La mayoría de los estudiosos de nuestra mitología coinciden básicamente en la descripción de los rasgos físicos y de las acciones habituales del "Patarico". Alberto Álvarez Peña, como nosotros mismos, buscó su rastro por los pueblos costeros, hallando pocos recuerdos del mismo, si se exceptúa el uso habitual del término para definir a los niños muy inquietos y traviesos; así, en los territorios bañados por el Navia, decimos habitualmente: "Ese neno é como un patarico, nun tén parada". Aún así, se detiene en la descripción del personaje, abundando en los detalles que ya habían proporcionado los mencionados B. Acevedo y M. Fernández, añadiendo queestán dotados de un olfato realmente especial para detectar náufragos, a los que luego tragan crudos y aporta la circunstancia no conocida de que parecen disponer de grandes tesoros escondidos. Quizá en este contexto debemos situar la conocida leyenda del Rey Castro, centrada en el maravilloso Castro costero de Cabo Blanco (El Franco), dotado de unos prodigiosos fosos defensivos, donde José Máximo Fernández sitúa una lucha sin cuartel entre este gigantón y los no menos portentosos "Mouros" que le atacan, obligándole a construir con sus enormes manos los cuatro fosos aún visibles. Aún así, ésta mínima, casi nula pervivencia del mito en el recuerdo popular, llevó a Ramón Baragaño a considerar que el mito se había esfumado en la segunda mitad del siglo anterior, aunque aún es muy popular en toda Asturias el cuento de la niña que le clava el hierro candente a un cíclope y se escapa disfrazada de oveja y, cuando él le sigue orientado por el anillo mágico que ella lleva, se corta el dedo y lo tira al río. Él se despeña y muere, quedando ella como dueña de sus riquezas, según actualización del mismo por A. Peña.

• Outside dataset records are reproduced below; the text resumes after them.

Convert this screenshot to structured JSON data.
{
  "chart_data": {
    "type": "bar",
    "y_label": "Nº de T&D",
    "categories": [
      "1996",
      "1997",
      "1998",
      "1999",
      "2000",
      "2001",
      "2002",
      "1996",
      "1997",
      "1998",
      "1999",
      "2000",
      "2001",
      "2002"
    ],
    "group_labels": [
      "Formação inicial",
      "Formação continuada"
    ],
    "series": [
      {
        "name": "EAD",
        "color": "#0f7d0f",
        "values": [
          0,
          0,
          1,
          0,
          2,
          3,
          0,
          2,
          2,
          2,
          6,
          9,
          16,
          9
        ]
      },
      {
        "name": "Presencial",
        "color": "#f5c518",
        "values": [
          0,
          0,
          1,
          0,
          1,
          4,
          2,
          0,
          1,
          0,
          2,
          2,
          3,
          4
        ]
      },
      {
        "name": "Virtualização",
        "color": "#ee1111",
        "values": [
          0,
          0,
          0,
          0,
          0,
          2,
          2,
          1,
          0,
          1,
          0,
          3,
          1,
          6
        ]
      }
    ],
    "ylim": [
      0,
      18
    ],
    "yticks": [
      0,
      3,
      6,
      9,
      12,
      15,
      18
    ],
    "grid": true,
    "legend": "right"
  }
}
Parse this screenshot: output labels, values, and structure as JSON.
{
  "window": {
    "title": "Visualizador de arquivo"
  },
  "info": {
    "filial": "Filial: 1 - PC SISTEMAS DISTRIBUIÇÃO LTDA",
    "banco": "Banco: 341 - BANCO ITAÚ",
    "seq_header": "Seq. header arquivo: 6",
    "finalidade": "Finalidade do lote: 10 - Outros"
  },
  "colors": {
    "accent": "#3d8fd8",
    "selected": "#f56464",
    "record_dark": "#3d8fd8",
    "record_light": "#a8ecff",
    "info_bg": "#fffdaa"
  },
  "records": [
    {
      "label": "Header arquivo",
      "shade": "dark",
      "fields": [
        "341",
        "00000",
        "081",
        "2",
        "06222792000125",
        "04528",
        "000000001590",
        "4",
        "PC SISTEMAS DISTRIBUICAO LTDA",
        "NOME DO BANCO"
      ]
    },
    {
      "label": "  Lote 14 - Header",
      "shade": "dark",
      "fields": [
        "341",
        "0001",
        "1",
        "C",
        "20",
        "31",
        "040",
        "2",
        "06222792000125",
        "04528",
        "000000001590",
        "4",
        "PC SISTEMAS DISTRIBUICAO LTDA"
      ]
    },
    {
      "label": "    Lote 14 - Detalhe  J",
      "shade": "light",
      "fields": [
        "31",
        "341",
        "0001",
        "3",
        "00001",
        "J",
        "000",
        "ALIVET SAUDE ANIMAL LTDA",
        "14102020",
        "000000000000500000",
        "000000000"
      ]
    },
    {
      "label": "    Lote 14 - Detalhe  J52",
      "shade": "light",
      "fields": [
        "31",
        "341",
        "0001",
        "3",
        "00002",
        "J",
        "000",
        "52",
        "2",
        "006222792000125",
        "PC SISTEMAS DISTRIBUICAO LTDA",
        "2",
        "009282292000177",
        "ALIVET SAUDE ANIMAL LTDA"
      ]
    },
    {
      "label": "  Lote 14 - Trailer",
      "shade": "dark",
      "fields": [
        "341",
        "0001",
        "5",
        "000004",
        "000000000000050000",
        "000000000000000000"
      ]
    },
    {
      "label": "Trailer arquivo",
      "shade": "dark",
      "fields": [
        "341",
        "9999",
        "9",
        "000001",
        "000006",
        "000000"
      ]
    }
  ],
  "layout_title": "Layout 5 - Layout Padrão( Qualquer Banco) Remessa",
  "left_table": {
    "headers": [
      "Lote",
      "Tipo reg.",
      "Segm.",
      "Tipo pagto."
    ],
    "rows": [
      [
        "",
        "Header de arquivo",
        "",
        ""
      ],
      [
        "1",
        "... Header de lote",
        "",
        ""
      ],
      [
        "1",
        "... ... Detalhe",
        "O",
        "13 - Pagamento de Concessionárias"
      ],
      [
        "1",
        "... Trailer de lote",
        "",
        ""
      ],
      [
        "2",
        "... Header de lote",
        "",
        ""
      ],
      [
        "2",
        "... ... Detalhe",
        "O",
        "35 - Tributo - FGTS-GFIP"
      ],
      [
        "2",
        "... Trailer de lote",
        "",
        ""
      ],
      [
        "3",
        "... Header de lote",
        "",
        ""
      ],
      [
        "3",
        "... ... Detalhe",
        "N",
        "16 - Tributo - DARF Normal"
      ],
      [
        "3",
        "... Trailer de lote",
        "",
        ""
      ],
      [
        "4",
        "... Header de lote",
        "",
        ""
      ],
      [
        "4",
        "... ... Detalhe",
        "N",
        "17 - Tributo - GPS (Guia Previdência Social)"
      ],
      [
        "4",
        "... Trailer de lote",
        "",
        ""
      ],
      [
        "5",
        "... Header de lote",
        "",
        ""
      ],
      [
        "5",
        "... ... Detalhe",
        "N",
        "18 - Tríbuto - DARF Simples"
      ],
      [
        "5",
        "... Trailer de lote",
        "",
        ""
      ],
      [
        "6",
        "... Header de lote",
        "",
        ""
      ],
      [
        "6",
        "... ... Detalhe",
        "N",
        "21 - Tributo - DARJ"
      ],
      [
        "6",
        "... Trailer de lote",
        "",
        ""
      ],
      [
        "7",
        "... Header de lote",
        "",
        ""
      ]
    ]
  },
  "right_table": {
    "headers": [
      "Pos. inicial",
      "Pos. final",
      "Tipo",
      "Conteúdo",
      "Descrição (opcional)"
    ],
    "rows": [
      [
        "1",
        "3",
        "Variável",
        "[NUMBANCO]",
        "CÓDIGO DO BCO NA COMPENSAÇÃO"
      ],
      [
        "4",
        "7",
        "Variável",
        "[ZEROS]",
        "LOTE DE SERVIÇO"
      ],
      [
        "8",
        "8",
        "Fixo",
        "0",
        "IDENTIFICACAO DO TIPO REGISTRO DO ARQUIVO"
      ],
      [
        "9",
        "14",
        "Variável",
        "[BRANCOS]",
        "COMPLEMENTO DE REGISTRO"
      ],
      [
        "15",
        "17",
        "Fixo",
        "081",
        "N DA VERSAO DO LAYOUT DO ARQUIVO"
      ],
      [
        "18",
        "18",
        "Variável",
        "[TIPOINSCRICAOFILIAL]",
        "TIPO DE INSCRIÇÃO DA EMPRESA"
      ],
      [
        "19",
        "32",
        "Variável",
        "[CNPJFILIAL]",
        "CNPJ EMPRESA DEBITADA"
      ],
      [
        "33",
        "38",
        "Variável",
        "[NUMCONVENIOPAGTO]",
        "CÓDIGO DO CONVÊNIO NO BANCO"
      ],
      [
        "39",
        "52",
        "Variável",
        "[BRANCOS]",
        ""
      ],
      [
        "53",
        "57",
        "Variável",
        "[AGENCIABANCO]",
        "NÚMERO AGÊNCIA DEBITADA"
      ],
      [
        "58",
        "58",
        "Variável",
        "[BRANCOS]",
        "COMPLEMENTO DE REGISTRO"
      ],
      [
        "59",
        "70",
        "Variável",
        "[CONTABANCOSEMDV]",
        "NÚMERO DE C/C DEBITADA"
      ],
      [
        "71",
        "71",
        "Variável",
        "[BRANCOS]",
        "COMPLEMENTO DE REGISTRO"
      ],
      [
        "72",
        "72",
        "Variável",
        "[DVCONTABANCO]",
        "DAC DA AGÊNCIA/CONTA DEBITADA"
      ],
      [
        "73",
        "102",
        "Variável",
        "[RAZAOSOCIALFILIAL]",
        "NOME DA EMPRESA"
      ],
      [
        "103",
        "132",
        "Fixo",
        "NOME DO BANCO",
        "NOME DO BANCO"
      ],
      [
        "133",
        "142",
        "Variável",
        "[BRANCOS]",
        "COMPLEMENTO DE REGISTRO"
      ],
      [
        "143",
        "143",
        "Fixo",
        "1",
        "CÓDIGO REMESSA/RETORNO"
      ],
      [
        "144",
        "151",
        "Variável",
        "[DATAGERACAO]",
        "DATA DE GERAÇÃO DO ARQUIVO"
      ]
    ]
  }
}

Muchos de nuestros etnógrafos, como R. Baragaño, L. Castañón, etc., los ponen en relación con otros personajes similares de nuestra área cultural, como son el Tártalo vasco y el Ojáncano cántabro. Así, Xuan X. Sánchez Vicente lo relaciona con éstos y con el Polifemo clásico, considerando que viene a representar el ancestral temor a lo indomable y desconocido.

Diremos que los Tártalos vascos eran cíclopes de gran corpulencia, malignos y antropófagos. Y los Ojáncanos cántabros eran unos seres malvados, que destruían todo lo que hallaban a su paso. Físicamente, podemos describirlos como gigantes de más de cuatro metros, con el rostro redondeado, cubierta su piel de sucia y pavorosa pelambrera, luce largas barbas de color rojo, igual que su desgreñado cabello; están dotados de un único ojo, que a la noche brilla con un color rojo espectral. En sus correrías por el bosque, se les prenden las barbas y el pelo a las ramas de los árboles, a los que levantan de sus raíces en el paroxismo de su furia incontrolable, a la vez que pueden desviar el curso de los ríos, destrozar graneros, etc. Viven en cuevas profundas, cuya entrada disfrazan con maleza o rocas, para que nunca les hallen los humanos. Viven de las bayas, bellotas, etc, que hallan en el bosque, pero también acostumbran a robar, de noche, el ganado y las panojas de los campesinos, para lo que a veces se disfrazan de ancianos pobres. Su punto vulnerable es una única cana blanca en la rojiza barba; si se le arranca, se sume y no reaparece más. Su correspondiente femenino es la Ojancana, dotada de una cabeza inmensa y dientes sucios y retorcidos, especialmente uno inferior, similar al colmillo del jabalí. Vive de comer animales del bosque, aunque prefiere chupar y devorar a los niños perdidos en el bosque. De apariencia horrible, tiene unos pechos inmensos, que carga a la espalda cuando camina, lo que le da apariencia tan feroz que los aldeanos cántabros le dejaban en sus supuestas cuevas trozos de carne, leche fresca, etc. Muy conocidos en el oriente asturiano, se les mete miedo a los niños con ellos, según recoge Ramón Sordo en Buelna (Llanes).